From Eliezer at Overcoming Bias:
There is an old Jewish joke: During Yom Kippur, the rabbi is seized by a sudden wave of guilt, and prostrates himself and cries, “God, I am nothing before you!” The cantor is likewise seized by guilt, and cries, “God, I am nothing before you!” Seeing this, the janitor at the back of the synagogue prostrates himself and cries, “God, I am nothing before you!” And the rabbi nudges the cantor and whispers, “Look who thinks he’s nothing.”
Take no pride in your confession that you too are biased; do not glory in your self-awareness of your flaws… [W]e should not gloat over how self-aware we are for confessing them; the occasion for rejoicing is when we have a little less to confess.
Otherwise, when the one comes to us with a plan for correcting the bias, we will snarl, “Do you think to set yourself above us?” We will shake our heads sadly and say, “You must not be very self-aware.”
Never confess to me that you are just as flawed as I am unless you can tell me what you plan to do about it. Afterward you will still have plenty of flaws left, but that’s not the point; the important thing is to do better, to keep moving ahead, to take one more step forward.
READER COMMENTS
mgroves
Mar 28 2007 at 10:24am
I don’t think being biased and admitting it is a flaw.
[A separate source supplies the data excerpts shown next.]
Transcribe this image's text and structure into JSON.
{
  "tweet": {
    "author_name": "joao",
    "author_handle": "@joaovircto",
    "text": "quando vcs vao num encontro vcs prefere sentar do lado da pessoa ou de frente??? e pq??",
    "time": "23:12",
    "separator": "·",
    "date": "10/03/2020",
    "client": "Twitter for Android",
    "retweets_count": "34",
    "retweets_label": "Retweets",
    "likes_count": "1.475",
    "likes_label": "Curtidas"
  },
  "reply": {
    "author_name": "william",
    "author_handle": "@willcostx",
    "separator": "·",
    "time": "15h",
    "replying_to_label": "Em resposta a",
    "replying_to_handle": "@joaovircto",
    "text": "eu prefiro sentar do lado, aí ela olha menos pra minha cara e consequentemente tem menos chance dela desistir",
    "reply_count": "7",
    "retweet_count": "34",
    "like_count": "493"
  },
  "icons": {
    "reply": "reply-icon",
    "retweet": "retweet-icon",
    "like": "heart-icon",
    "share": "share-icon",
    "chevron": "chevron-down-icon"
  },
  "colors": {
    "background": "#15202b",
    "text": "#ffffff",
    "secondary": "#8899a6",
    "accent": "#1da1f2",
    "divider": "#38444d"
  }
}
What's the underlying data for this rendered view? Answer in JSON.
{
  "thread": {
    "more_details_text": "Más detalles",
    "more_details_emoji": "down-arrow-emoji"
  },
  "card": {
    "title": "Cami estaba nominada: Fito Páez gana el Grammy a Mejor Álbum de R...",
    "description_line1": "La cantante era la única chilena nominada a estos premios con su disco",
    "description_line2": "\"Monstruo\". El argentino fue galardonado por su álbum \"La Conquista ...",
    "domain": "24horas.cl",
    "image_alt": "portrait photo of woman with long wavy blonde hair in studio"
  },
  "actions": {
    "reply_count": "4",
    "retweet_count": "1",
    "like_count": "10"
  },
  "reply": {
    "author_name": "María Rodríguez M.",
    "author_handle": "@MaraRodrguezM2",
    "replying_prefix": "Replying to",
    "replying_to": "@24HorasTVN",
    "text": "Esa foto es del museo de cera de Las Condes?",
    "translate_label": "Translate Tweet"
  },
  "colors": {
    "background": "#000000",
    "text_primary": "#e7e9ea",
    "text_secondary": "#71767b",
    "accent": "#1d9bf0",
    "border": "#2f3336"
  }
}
Everyone and almost everything is biased, the sooner we admit that, the sooner we can get beyond name calling and sink into the meat of the arguments.
Barkley Rosser
Mar 28 2007 at 11:07am
Ah, but one-upping those around you with your ability to brag about how more conscious one is of one’s biases and flaws can indeed be pretty obnoxious. The original joke cited by Eliezer is just plain great.
Richard O. Hammer
Mar 29 2007 at 10:17am
Is there anywhere on the Overcoming Bias blog where they define what they mean by “bias”? I have looked briefly but not found their definition. When I was a teenager bias was a voltage applied to the grid of a triode (a kind of vacuum tube): a necessary thing, not a bad thing.